Deutschland - eine Baustelle

Im Zentrum der Macht dreht sich die Welt langsamer. Dafür redet Mathias Richling umso schneller bei seinem satirischen Rundumschlag gegen die deutsche Politik im aktuellen Programm "E = m · Richling²", mit dem er vor rund 550 Zuschauern in der Europahalle Trier gastierte.

 Es gibt viel zu tun auf der Baustelle „Deutschland“: Mathias Richling fängt schon mal an, verbal mit dem Chaos aufzuräumen. TV-Foto: Mechthild Schneiders

Es gibt viel zu tun auf der Baustelle „Deutschland“: Mathias Richling fängt schon mal an, verbal mit dem Chaos aufzuräumen. TV-Foto: Mechthild Schneiders

Trier. (mehi) Deutschland nach der Wahl gleicht einer Baustelle. Emsig schiebt Mathias Richling auf der Bühne der Trierer Europahalle Bauzäune in schwarz, rot, gold von rechts nach links, rückt Gartenzwerge ins rechte Licht. Die Schubkarre wird zum Totenbett, auf dem Richling als gebiss-klappernder Komapatient über Sterbehilfe philosophiert, die Mülltonne (Aufschrift: "keine Flaschen") zum Rednerpult, hinter dem sich Merkel und Köhler streiten, wer die Weihnachts- und wer die Neujahrsrede hält. Jedes Requisit hat gleich mehrere Funktionen, der Wende-Mantel ist mal Arbeits-, mal Arztkittel. Es dominieren die Deutschlandfarben: schwarzes Jackett, rotes Hemd, gelbe Krawatte.

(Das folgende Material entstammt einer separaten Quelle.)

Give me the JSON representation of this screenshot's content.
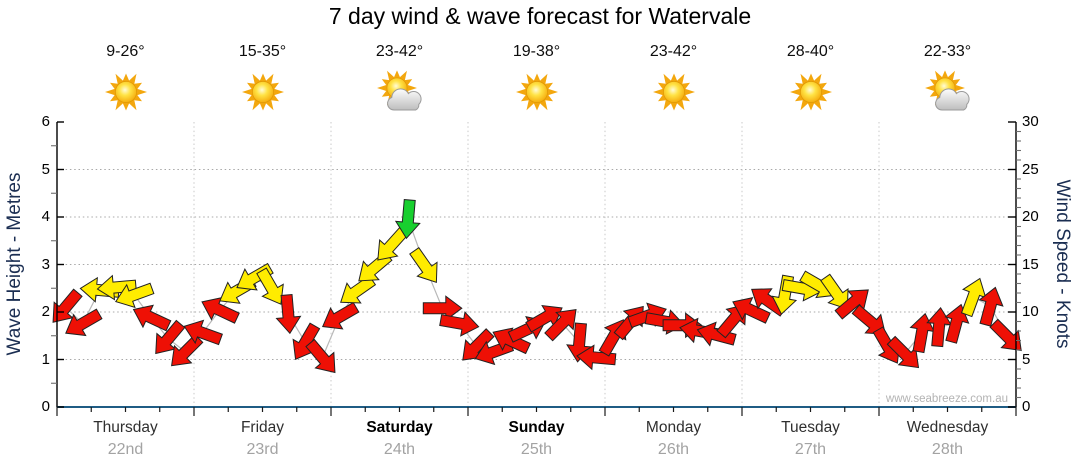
{
  "title": "7 day wind & wave forecast for Watervale",
  "watermark": "www.seabreeze.com.au",
  "days": [
    {
      "name": "Thursday",
      "date": "22nd",
      "temp": "9-26°",
      "icon": "sunny",
      "bold": false
    },
    {
      "name": "Friday",
      "date": "23rd",
      "temp": "15-35°",
      "icon": "sunny",
      "bold": false
    },
    {
      "name": "Saturday",
      "date": "24th",
      "temp": "23-42°",
      "icon": "partly-cloudy",
      "bold": true
    },
    {
      "name": "Sunday",
      "date": "25th",
      "temp": "19-38°",
      "icon": "sunny",
      "bold": true
    },
    {
      "name": "Monday",
      "date": "26th",
      "temp": "23-42°",
      "icon": "sunny",
      "bold": false
    },
    {
      "name": "Tuesday",
      "date": "27th",
      "temp": "28-40°",
      "icon": "sunny",
      "bold": false
    },
    {
      "name": "Wednesday",
      "date": "28th",
      "temp": "22-33°",
      "icon": "partly-cloudy",
      "bold": false
    }
  ],
  "axes": {
    "wave": {
      "label": "Wave Height - Metres",
      "ticks": [
        0,
        1,
        2,
        3,
        4,
        5,
        6
      ],
      "range": [
        0,
        6
      ]
    },
    "wind": {
      "label": "Wind Speed - Knots",
      "ticks": [
        0,
        5,
        10,
        15,
        20,
        25,
        30
      ],
      "range": [
        0,
        30
      ]
    }
  },
  "chart_data": {
    "type": "line",
    "title": "7 day wind & wave forecast for Watervale",
    "x_categories": [
      "Thursday 22nd",
      "Friday 23rd",
      "Saturday 24th",
      "Sunday 25th",
      "Monday 26th",
      "Tuesday 27th",
      "Wednesday 28th"
    ],
    "points_per_day": 8,
    "x_hours_step": 3,
    "ylabel_left": "Wave Height - Metres",
    "ylim_left": [
      0,
      6
    ],
    "ylabel_right": "Wind Speed - Knots",
    "ylim_right": [
      0,
      30
    ],
    "grid": "dotted horizontal at 1-5 m, dotted vertical at day boundaries",
    "colors": {
      "red": "#ee1005",
      "yellow": "#ffec00",
      "green": "#18cf2f",
      "line": "#b8b8b8",
      "xaxis": "#1f5c84"
    },
    "color_meaning": {
      "r": "light wind (red arrows)",
      "y": "moderate wind (yellow arrows)",
      "g": "fresh wind (green arrow)"
    },
    "wave_height_series_m": "flat near 0 along baseline",
    "series": [
      {
        "name": "Wind speed (knots); arrow rotation = wind direction (deg, 0=east/right, 90=down)",
        "points": [
          [
            10.5,
            130,
            "r"
          ],
          [
            8.8,
            150,
            "r"
          ],
          [
            12.3,
            185,
            "y"
          ],
          [
            12.6,
            175,
            "y"
          ],
          [
            11.8,
            160,
            "y"
          ],
          [
            9.4,
            205,
            "r"
          ],
          [
            7.2,
            130,
            "r"
          ],
          [
            5.8,
            135,
            "r"
          ],
          [
            7.8,
            200,
            "r"
          ],
          [
            10.2,
            205,
            "r"
          ],
          [
            12.2,
            150,
            "y"
          ],
          [
            13.6,
            150,
            "y"
          ],
          [
            12.6,
            60,
            "y"
          ],
          [
            9.8,
            85,
            "r"
          ],
          [
            6.8,
            120,
            "r"
          ],
          [
            5.2,
            50,
            "r"
          ],
          [
            9.5,
            150,
            "r"
          ],
          [
            12.2,
            145,
            "y"
          ],
          [
            14.6,
            140,
            "y"
          ],
          [
            17.0,
            132,
            "y"
          ],
          [
            19.8,
            95,
            "g"
          ],
          [
            14.8,
            55,
            "y"
          ],
          [
            10.4,
            0,
            "r"
          ],
          [
            8.8,
            10,
            "r"
          ],
          [
            6.4,
            135,
            "r"
          ],
          [
            5.8,
            160,
            "r"
          ],
          [
            7.0,
            205,
            "r"
          ],
          [
            8.2,
            335,
            "r"
          ],
          [
            9.4,
            330,
            "r"
          ],
          [
            8.8,
            315,
            "r"
          ],
          [
            6.8,
            95,
            "r"
          ],
          [
            5.2,
            185,
            "r"
          ],
          [
            7.4,
            300,
            "r"
          ],
          [
            9.0,
            310,
            "r"
          ],
          [
            9.6,
            340,
            "r"
          ],
          [
            9.0,
            10,
            "r"
          ],
          [
            8.6,
            0,
            "r"
          ],
          [
            8.0,
            190,
            "r"
          ],
          [
            7.6,
            195,
            "r"
          ],
          [
            9.2,
            310,
            "r"
          ],
          [
            10.2,
            205,
            "r"
          ],
          [
            11.2,
            215,
            "r"
          ],
          [
            11.8,
            100,
            "y"
          ],
          [
            12.5,
            10,
            "y"
          ],
          [
            12.8,
            30,
            "y"
          ],
          [
            12.0,
            55,
            "y"
          ],
          [
            11.0,
            320,
            "r"
          ],
          [
            9.0,
            40,
            "r"
          ],
          [
            6.4,
            60,
            "r"
          ],
          [
            5.6,
            45,
            "r"
          ],
          [
            7.8,
            280,
            "r"
          ],
          [
            8.4,
            275,
            "r"
          ],
          [
            8.8,
            285,
            "r"
          ],
          [
            11.6,
            290,
            "y"
          ],
          [
            10.6,
            285,
            "r"
          ],
          [
            7.4,
            45,
            "r"
          ]
        ]
      }
    ]
  }
}
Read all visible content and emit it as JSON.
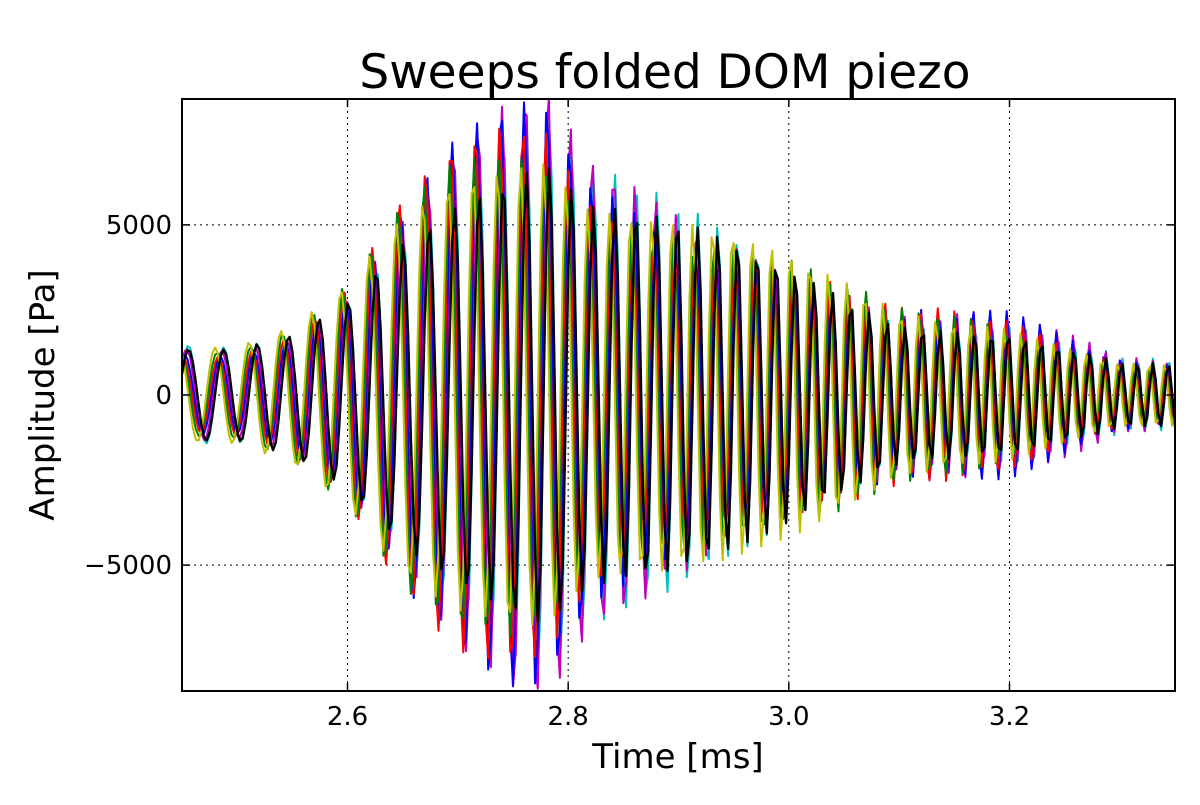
{
  "chart_data": {
    "type": "line",
    "title": "Sweeps folded DOM piezo",
    "xlabel": "Time [ms]",
    "ylabel": "Amplitude [Pa]",
    "xlim": [
      2.45,
      3.35
    ],
    "ylim": [
      -8700,
      8700
    ],
    "x_ticks": [
      2.6,
      2.8,
      3.0,
      3.2
    ],
    "x_tick_labels": [
      "2.6",
      "2.8",
      "3.0",
      "3.2"
    ],
    "y_ticks": [
      -5000,
      0,
      5000
    ],
    "y_tick_labels": [
      "−5000",
      "0",
      "5000"
    ],
    "grid": true,
    "legend": "none",
    "sample_step_ms": 0.0025,
    "envelope": [
      {
        "x": 2.45,
        "amp": 1300
      },
      {
        "x": 2.5,
        "amp": 1300
      },
      {
        "x": 2.55,
        "amp": 1800
      },
      {
        "x": 2.6,
        "amp": 3000
      },
      {
        "x": 2.65,
        "amp": 5300
      },
      {
        "x": 2.7,
        "amp": 6900
      },
      {
        "x": 2.75,
        "amp": 7700
      },
      {
        "x": 2.78,
        "amp": 7800
      },
      {
        "x": 2.82,
        "amp": 6000
      },
      {
        "x": 2.9,
        "amp": 5000
      },
      {
        "x": 3.0,
        "amp": 3800
      },
      {
        "x": 3.1,
        "amp": 2400
      },
      {
        "x": 3.2,
        "amp": 2200
      },
      {
        "x": 3.3,
        "amp": 1000
      },
      {
        "x": 3.35,
        "amp": 900
      }
    ],
    "frequency_khz": [
      {
        "x": 2.45,
        "f": 30
      },
      {
        "x": 2.8,
        "f": 50
      },
      {
        "x": 3.35,
        "f": 72
      }
    ],
    "series": [
      {
        "color": "#00bfbf",
        "phase": 0.0,
        "gain": 1.02
      },
      {
        "color": "#bf00bf",
        "phase": 0.05,
        "gain": 1.04
      },
      {
        "color": "#0000ff",
        "phase": 0.1,
        "gain": 1.0
      },
      {
        "color": "#ff0000",
        "phase": 0.15,
        "gain": 0.98
      },
      {
        "color": "#008000",
        "phase": 0.2,
        "gain": 0.97
      },
      {
        "color": "#bfbf00",
        "phase": 0.25,
        "gain": 0.99
      },
      {
        "color": "#000000",
        "phase": 0.0,
        "gain": 0.92
      }
    ]
  }
}
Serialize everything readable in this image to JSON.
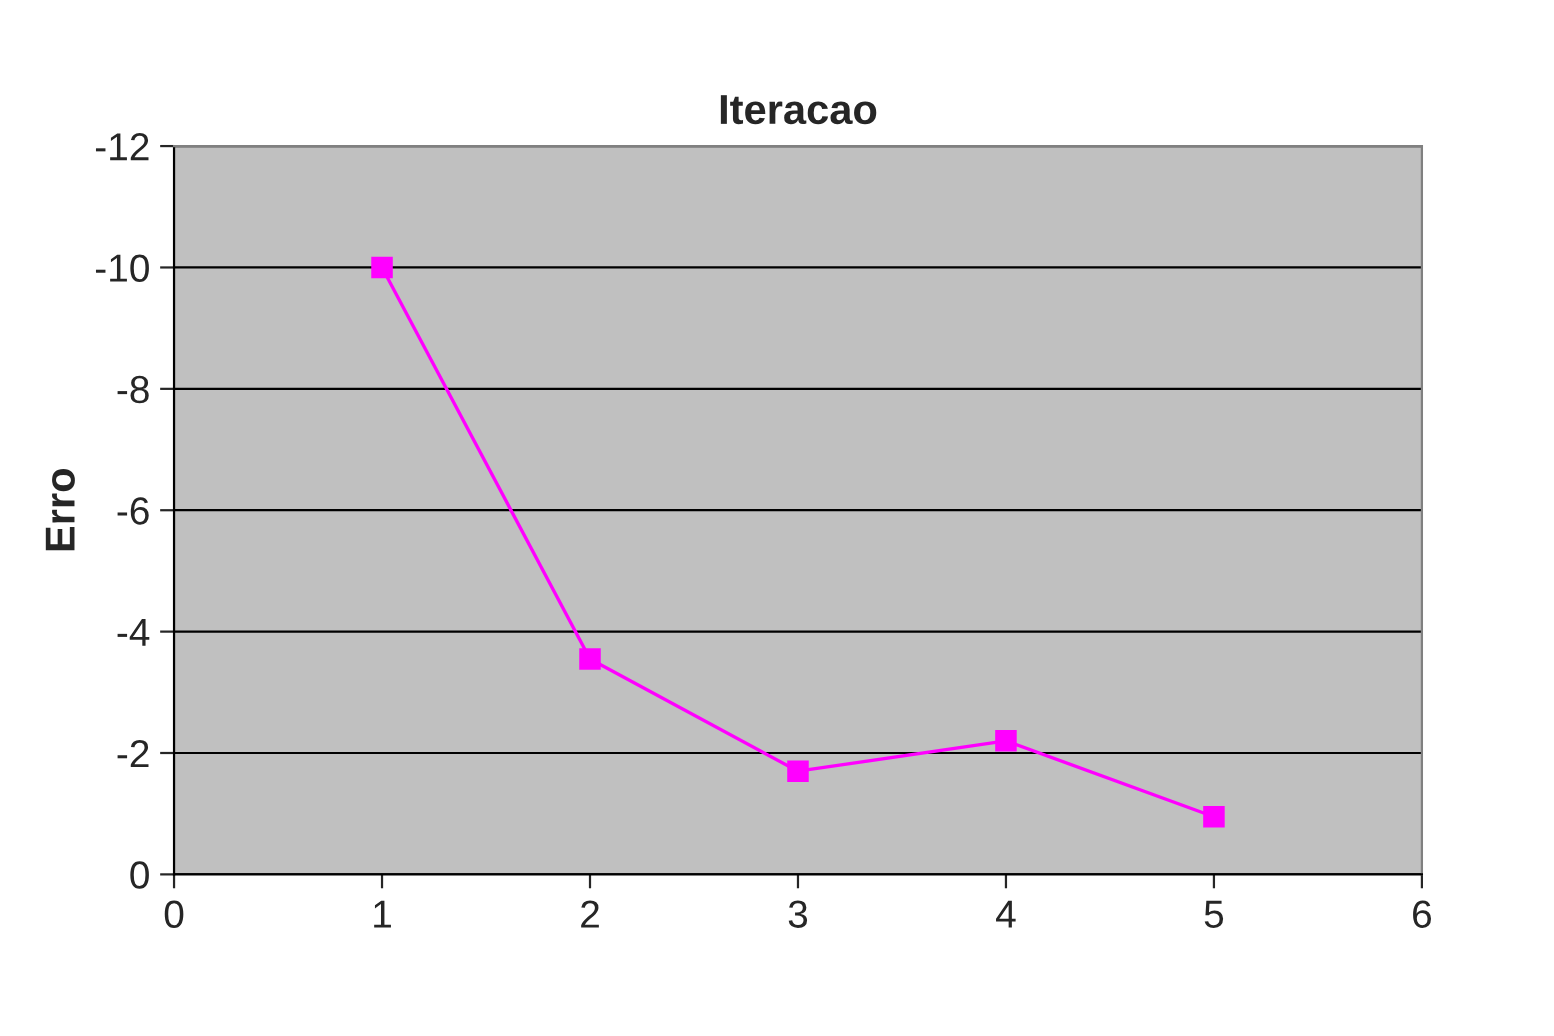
{
  "chart_data": {
    "type": "line",
    "title": "Iteracao",
    "ylabel": "Erro",
    "x": [
      1,
      2,
      3,
      4,
      5
    ],
    "series": [
      {
        "color": "#ff00ff",
        "values": [
          -10,
          -3.55,
          -1.7,
          -2.2,
          -0.95
        ]
      }
    ],
    "xlim": [
      0,
      6
    ],
    "xticks": [
      0,
      1,
      2,
      3,
      4,
      5,
      6
    ],
    "ylim": [
      0,
      -12
    ],
    "yticks": [
      0,
      -2,
      -4,
      -6,
      -8,
      -10,
      -12
    ],
    "grid": "y",
    "marker": "square",
    "line_style": "solid"
  }
}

Denn um Deutschland nach der Wahl macht sich Richling viele Gedanken. Hat er doch die Weltformel der Politik gefunden: "E = m · Richling{+2}". Denn: "Politik ist äußerst relativ." Als Einstein klärt der schwäbische Kabarettist die rund 550 Zuschauer über das Missverständnis und -verhältnis zwischen Politiker und Bürger auf und kommt zu dem Schluss: Schuld ist das unterschiedliche Zeitempfinden. Denn: "Wer von außen zuschaut, sieht ziemlich alt aus." Dort, im Machtzentrum, herrsche völliger Stillstand, "weil niemand mehr raus will". NZ = MA (Neuzeit ist gleich Mittelalter) lautet Richlings Fazit dieser komplizierten Rechnung.

Doch der Weg dahin ist lang. Knapp zwei Stunden dauert er. Richling führt rasant durch die Niederungen des politischen Alltags und auf die Höhen der politischen Herrschaft. So rasant, wie der 56-Jährige das Personenkarussell im neuen Kabinett drehen lässt. So rasant, dass dem Publikum schier schwindelig wird bei den ständig wechselnden Themen und den zahlreichen Politikern, die der Schnellsprecher gekonnt im jeweiligen Dialekt auf die Schippe nimmt. Müntefering, von der Leyen (inmitten der Zwergenschar), Steinmeier, Schäuble, Pofalla und Lafontaine, "der Untote der Politik" - Richlings Sarkasmus macht vor keinem Halt.

Auch nicht vor Westerwelle und Merkel, dem Liebespaar à la Romeo und Julia, "wobei ihn ihr Balkon gar nicht interessiert". Nicht vor der Abwrackprämie, vor Gesundheitsreform und Klimawandel und auch nicht vor SPD-Wahlschlappe und der Regierungskoalition. Das kommt gut an beim Trierer Publikum, das von der ersten Minute an mitgeht und zum Finale jedem Satz einen Lacher hinterherschickt.